Man, so often I feel like I've graduated Sex College without even passing Human Interaction Kindergarten.
Case in point: way too often I catch myself thinking "man, I haven't met any boys in forever," when the truth is I haven't met any people in forever. It's frighteningly easy to get in a routine of home->work->friend's house->public place with old friends and not talking to strangers->home, and then curse the heavens for not dropping new friends in my lap. It's a pretty rare occasion when I socialize with totally new people, and when I do I almost always end up making new friends. It's not that people aren't open to me, they just have no way of knowing that I exist.
I don't think of myself as a hermit, because I go out all the time, but lately it's been to familiar places with familiar people, and while that's certainly fun, as far as meeting men goes it's barely better than staying home whining to Blogger about how I must be too fat or something.
The other functional-hermit habit I really have to break is waiting to be approached, or more often, approaching but waiting to be asked out or propositioned.

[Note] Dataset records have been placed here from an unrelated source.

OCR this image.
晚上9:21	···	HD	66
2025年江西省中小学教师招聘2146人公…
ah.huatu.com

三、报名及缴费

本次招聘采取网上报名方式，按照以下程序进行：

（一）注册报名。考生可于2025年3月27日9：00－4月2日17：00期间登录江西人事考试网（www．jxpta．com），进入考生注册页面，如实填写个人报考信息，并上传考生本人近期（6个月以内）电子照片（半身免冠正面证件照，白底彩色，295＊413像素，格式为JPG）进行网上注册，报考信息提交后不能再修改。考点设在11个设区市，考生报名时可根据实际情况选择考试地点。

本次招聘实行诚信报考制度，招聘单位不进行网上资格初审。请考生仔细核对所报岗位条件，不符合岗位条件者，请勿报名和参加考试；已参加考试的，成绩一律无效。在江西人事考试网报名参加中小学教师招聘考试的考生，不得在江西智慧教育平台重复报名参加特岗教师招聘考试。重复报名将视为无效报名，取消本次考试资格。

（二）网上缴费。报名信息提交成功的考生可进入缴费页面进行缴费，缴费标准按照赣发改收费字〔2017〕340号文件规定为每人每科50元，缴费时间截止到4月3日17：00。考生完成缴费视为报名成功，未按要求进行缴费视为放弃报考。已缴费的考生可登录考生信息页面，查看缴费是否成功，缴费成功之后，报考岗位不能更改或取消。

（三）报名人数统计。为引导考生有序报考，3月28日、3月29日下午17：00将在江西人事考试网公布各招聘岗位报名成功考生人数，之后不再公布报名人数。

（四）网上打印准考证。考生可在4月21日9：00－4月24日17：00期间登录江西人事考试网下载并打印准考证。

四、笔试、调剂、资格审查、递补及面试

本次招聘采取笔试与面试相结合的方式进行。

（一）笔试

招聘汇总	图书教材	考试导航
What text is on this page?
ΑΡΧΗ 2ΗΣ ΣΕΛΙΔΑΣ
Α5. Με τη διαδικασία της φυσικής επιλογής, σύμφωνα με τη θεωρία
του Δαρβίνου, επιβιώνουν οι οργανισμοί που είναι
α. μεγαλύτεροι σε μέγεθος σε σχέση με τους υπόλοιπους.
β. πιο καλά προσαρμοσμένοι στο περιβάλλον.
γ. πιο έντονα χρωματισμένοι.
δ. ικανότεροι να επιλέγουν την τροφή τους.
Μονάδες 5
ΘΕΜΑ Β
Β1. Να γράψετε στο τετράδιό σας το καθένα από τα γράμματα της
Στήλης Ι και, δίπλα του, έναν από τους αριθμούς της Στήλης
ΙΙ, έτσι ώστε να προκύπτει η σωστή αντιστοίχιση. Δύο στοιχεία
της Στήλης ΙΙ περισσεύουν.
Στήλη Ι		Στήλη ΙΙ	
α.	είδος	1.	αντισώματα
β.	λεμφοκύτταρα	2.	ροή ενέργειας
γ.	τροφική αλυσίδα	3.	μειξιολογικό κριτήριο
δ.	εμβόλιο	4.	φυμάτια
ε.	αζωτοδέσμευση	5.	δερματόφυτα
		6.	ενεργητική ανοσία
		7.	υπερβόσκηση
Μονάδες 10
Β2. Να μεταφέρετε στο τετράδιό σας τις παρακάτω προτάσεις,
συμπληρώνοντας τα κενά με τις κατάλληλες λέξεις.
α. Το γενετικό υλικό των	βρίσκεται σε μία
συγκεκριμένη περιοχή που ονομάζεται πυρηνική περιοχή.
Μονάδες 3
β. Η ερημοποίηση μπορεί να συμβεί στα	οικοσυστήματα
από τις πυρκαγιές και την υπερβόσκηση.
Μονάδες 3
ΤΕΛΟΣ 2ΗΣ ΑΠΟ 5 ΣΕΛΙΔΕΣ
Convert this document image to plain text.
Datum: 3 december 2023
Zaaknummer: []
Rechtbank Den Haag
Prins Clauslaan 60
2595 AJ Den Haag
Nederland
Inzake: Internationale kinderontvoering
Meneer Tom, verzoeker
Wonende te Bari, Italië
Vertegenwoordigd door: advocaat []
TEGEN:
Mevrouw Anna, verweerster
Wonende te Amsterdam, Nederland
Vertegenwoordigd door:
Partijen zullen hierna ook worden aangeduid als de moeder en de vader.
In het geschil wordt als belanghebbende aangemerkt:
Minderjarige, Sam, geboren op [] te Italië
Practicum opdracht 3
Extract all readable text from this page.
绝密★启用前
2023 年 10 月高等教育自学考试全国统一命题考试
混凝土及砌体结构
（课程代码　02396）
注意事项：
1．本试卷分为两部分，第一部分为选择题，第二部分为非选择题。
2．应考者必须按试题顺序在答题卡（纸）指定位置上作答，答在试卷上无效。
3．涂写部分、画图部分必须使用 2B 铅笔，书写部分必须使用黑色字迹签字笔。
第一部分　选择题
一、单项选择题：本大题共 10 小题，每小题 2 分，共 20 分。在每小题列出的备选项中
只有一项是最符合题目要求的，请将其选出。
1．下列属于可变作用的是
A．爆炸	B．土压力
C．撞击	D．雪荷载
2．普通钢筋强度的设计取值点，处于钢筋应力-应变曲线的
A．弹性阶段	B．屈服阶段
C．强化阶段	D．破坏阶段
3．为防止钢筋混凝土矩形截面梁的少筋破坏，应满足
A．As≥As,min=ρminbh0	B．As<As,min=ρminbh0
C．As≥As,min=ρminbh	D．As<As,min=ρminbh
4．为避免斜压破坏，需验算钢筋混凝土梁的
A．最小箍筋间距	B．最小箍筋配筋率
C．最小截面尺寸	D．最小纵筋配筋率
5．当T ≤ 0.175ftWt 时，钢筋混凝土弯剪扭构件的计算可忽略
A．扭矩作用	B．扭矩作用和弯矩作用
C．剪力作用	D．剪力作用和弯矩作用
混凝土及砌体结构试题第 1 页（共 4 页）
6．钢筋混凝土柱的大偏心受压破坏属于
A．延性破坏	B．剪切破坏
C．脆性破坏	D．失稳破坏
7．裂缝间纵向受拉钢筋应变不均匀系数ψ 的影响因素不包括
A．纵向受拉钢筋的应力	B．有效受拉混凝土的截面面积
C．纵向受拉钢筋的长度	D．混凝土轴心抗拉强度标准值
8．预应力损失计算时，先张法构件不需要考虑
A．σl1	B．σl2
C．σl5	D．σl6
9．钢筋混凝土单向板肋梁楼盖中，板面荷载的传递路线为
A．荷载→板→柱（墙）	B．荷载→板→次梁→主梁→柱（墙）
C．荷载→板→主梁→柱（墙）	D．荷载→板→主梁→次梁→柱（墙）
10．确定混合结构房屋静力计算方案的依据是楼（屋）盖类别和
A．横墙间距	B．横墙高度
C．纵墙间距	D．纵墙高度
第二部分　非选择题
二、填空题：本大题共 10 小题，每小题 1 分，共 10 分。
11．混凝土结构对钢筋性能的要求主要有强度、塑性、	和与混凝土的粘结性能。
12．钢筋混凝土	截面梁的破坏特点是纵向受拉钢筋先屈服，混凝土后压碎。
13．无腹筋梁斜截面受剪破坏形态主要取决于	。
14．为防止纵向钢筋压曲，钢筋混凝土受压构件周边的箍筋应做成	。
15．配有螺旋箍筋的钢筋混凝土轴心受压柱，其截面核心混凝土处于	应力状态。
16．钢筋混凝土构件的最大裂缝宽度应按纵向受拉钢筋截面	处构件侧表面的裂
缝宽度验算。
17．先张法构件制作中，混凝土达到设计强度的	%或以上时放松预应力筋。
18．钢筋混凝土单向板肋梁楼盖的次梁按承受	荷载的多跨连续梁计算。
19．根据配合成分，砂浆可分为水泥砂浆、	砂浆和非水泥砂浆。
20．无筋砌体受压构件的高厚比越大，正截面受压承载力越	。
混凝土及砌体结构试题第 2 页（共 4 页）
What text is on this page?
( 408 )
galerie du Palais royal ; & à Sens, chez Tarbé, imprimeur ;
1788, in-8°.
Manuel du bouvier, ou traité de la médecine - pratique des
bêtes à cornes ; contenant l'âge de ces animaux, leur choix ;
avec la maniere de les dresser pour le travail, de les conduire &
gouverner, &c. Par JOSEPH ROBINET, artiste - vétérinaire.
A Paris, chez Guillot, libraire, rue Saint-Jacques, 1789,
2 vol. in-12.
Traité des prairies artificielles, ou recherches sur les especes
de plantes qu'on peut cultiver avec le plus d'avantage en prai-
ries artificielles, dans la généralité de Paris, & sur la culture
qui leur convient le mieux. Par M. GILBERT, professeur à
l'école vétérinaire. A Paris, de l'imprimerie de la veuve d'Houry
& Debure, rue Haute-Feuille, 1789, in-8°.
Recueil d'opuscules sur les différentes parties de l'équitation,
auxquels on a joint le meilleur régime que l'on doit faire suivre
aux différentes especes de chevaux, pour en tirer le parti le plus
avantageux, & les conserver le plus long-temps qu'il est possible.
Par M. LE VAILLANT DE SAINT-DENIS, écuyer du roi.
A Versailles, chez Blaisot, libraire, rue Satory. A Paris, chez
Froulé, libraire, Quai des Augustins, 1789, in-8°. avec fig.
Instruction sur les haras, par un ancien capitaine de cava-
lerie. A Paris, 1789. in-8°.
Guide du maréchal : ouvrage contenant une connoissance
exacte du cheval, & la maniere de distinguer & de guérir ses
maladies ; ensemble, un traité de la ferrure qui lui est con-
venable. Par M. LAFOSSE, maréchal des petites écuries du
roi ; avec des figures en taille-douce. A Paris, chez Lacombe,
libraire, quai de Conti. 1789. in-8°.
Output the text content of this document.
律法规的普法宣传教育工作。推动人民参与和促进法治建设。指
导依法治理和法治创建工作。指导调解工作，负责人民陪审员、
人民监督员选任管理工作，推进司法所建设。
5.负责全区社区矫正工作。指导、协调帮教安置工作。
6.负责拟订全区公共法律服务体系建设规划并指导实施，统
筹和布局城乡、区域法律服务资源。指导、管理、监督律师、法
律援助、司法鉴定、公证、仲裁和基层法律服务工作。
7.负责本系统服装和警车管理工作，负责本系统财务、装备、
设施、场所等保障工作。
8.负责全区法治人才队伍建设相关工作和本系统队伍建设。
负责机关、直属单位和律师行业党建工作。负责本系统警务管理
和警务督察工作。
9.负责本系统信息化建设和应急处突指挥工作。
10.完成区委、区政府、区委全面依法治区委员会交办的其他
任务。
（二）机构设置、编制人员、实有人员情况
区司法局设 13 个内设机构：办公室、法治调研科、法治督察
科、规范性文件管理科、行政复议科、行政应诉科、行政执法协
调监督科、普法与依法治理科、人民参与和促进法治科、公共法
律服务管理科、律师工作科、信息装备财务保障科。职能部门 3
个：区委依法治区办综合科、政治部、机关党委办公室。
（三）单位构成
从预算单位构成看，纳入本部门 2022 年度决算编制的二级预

There's a lot of guys out there (especially as my tastes run pretty damn geeky) who wouldn't say "no" but who might not want to risk a "no" either. If I'd like to take him home but I'm too nervous to say so, what makes me think he isn't in the same boat? He may not be, but it's worth at least finding out.
Okay, and the third stupid habit I should break is going on dates all the time and getting laid roughly weekly and still somehow thinking I'm doing everything wrong.